When Trip made his announcement of his eternal bachelorhood, I had the urge to rip his posters down. There I stood, my hand poised on the top of one of my many posters, staring into his bright blue eyes. They were set in determination as he released the ball from his hand, ready to strike out the unsuspecting batter. In the end my hands couldn't go through with tearing his beautiful face from its residence.

I vowed to myself I’d change his mind one day. I was sixteen at the time and he was twenty-three, making his name in ABL. Two years later, I still felt confident of our impending nuptials.

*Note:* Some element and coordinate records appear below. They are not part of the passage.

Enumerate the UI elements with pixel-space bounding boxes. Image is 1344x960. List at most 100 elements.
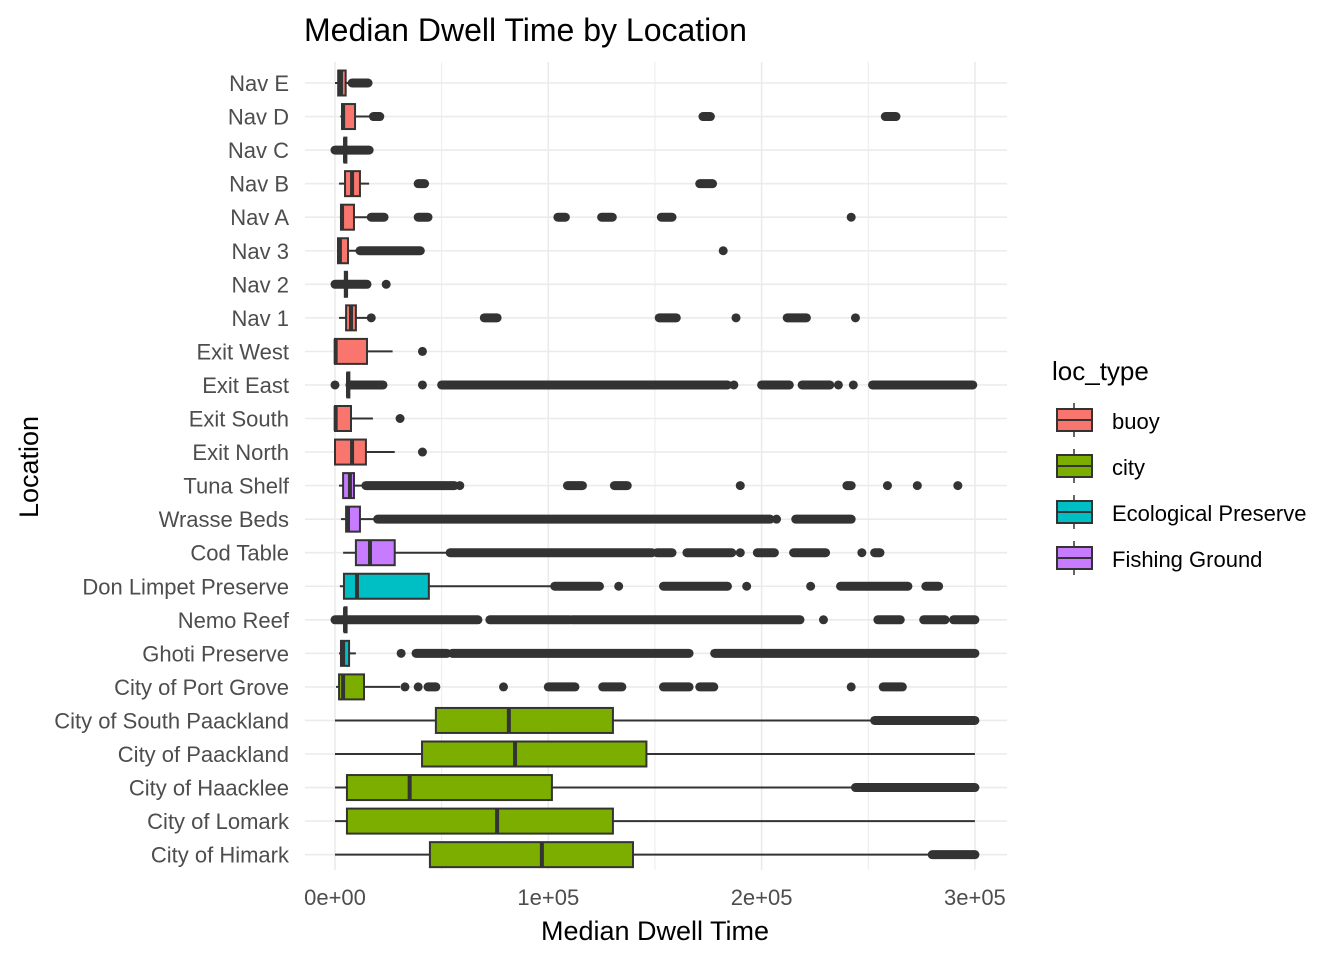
outlier-point bbox=[396, 648, 406, 658]
outlier-point bbox=[882, 481, 892, 491]
y-tick-label: Nav C bbox=[228, 138, 289, 163]
legend-title: loc_type bbox=[1052, 356, 1149, 386]
outlier-point bbox=[846, 212, 856, 222]
box-group bbox=[340, 103, 901, 131]
outlier-point bbox=[413, 682, 423, 692]
outlier-point bbox=[846, 682, 856, 692]
y-tick-label: Ghoti Preserve bbox=[142, 641, 289, 666]
y-tick-label: Cod Table bbox=[190, 541, 289, 566]
box-group bbox=[339, 639, 980, 667]
box-group bbox=[330, 136, 374, 164]
x-tick-label: 3e+05 bbox=[944, 885, 1006, 910]
outlier-point bbox=[417, 380, 427, 390]
y-tick-label: Exit West bbox=[196, 339, 289, 364]
box-group bbox=[343, 539, 885, 567]
y-tick-label: City of Lomark bbox=[147, 809, 290, 834]
y-tick-label: Tuna Shelf bbox=[183, 474, 289, 499]
outlier-point bbox=[912, 481, 922, 491]
box bbox=[345, 774, 553, 802]
box-group bbox=[330, 270, 391, 298]
box-group bbox=[339, 170, 718, 198]
y-tick-label: Don Limpet Preserve bbox=[82, 574, 289, 599]
outlier-point bbox=[735, 548, 745, 558]
outlier-point bbox=[395, 414, 405, 423]
box-group bbox=[335, 706, 980, 734]
box-group bbox=[335, 841, 980, 869]
y-tick-label: Exit North bbox=[192, 440, 289, 465]
outlier-point bbox=[772, 514, 782, 524]
box-group bbox=[339, 203, 856, 231]
y-tick-label: Nav 2 bbox=[232, 272, 289, 297]
box-group bbox=[335, 774, 980, 802]
box bbox=[428, 841, 634, 869]
box-group bbox=[339, 304, 860, 332]
outlier-point bbox=[417, 447, 427, 457]
box-group bbox=[335, 69, 373, 97]
y-tick-label: Nav A bbox=[230, 205, 289, 230]
legend: loc_type buoy city Ecological Preserve Fish… bbox=[1052, 356, 1306, 575]
outlier-point bbox=[735, 481, 745, 491]
box-group bbox=[339, 472, 963, 500]
outlier-point bbox=[417, 346, 427, 356]
y-tick-label: Exit East bbox=[202, 373, 289, 398]
box-group bbox=[333, 337, 427, 365]
box-group bbox=[330, 371, 978, 399]
outlier-point bbox=[848, 380, 858, 390]
chart-title: Median Dwell Time by Location bbox=[304, 12, 747, 48]
outlier-point bbox=[857, 548, 867, 558]
y-tick-label: Nav E bbox=[229, 71, 289, 96]
x-axis-label: Median Dwell Time bbox=[541, 916, 769, 946]
outlier-point bbox=[381, 279, 391, 289]
y-tick-label: Nav B bbox=[229, 172, 289, 197]
box-group bbox=[334, 438, 427, 466]
y-tick-label: Nav D bbox=[228, 105, 289, 130]
y-tick-label: Exit South bbox=[189, 407, 289, 432]
y-tick-label: City of South Paackland bbox=[54, 708, 289, 733]
box-group bbox=[335, 740, 975, 768]
outlier-point bbox=[499, 682, 509, 692]
box bbox=[334, 337, 368, 365]
box-group bbox=[340, 505, 856, 533]
outlier-point bbox=[718, 246, 728, 256]
outlier-point bbox=[731, 313, 741, 323]
y-tick-label: City of Himark bbox=[151, 843, 290, 868]
box bbox=[345, 807, 614, 835]
box-group bbox=[330, 606, 980, 634]
y-tick-label: City of Haacklee bbox=[129, 776, 289, 801]
outlier-point bbox=[742, 581, 752, 591]
outlier-point bbox=[729, 380, 739, 390]
box bbox=[434, 706, 614, 734]
outlier-point bbox=[330, 380, 340, 390]
y-tick-label: City of Paackland bbox=[118, 742, 289, 767]
box-group bbox=[336, 237, 728, 265]
box-group bbox=[336, 673, 907, 701]
outlier-point bbox=[400, 682, 410, 692]
outlier-point bbox=[366, 313, 376, 323]
outlier-point bbox=[806, 581, 816, 591]
box-group bbox=[335, 807, 975, 835]
outlier-point bbox=[614, 581, 624, 591]
x-tick-label: 0e+00 bbox=[304, 885, 366, 910]
legend-label: city bbox=[1112, 455, 1145, 480]
x-tick-label: 2e+05 bbox=[731, 885, 793, 910]
y-axis-label: Location bbox=[14, 416, 44, 518]
y-tick-label: Nav 3 bbox=[232, 239, 289, 264]
y-tick-label: Wrasse Beds bbox=[159, 507, 289, 532]
legend-label: buoy bbox=[1112, 409, 1160, 434]
outlier-point bbox=[850, 313, 860, 323]
outlier-point bbox=[818, 615, 828, 625]
outlier-point bbox=[455, 481, 465, 491]
box bbox=[354, 539, 396, 567]
y-tick-label: City of Port Grove bbox=[114, 675, 289, 700]
y-tick-label: Nav 1 bbox=[232, 306, 289, 331]
x-tick-label: 1e+05 bbox=[517, 885, 579, 910]
outlier-point bbox=[833, 380, 843, 390]
box-group bbox=[333, 405, 405, 432]
legend-label: Fishing Ground bbox=[1112, 547, 1262, 572]
box bbox=[421, 740, 648, 768]
y-tick-label: Nemo Reef bbox=[178, 608, 290, 633]
legend-label: Ecological Preserve bbox=[1112, 501, 1306, 526]
outlier-point bbox=[953, 481, 963, 491]
box-group bbox=[339, 572, 944, 600]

Renee plopped on the bed, leaning on the headrest, a pillow pressed to her stomach. "Baseball players aren't all they're cracked up to be. Trip even says he isn't the type to be monogamous. You’d be better off with a good guy, Kenna. Or no guy at all." She picked at invisible lint on the pillowcase in her lap.

"Is the father a baseball player?" I sat on the edge of the bed, watching her.

She was quiet for so long I assumed she wasn't going to answer. "Yes, but you can't tell anyone." Her eyes connected with mine, drenched with desperation.

"You can trust me, Nene."

She let out a bitter laugh. "I believe you. The sad thing is I think you may be the only one."

"That's not sad. It's kind of cool I have someone to trust me. I'm not really good with people, but I haven't had a real friend in, well, ever. I know you have tons of them, but I'm willing to help you in any way you need."

"They aren't my friends, Kenna."

"Huh?"

"They’re just around me because I'm popular. When I found out I was pregnant I couldn't think of any one of them I could turn to."

"Well, now you've got me."

Renee looked up and provided me with a real smile. "I never thought I’d say this, but I'm glad it's you."

"You should be."

"Well, at least I know I've got you until you convince Trip Butler you're the love of his life."

"Lucky for you, I plan on graduating college before snagging that man in my Kenna web."

Renee chucked her pillow friend at me, giggling.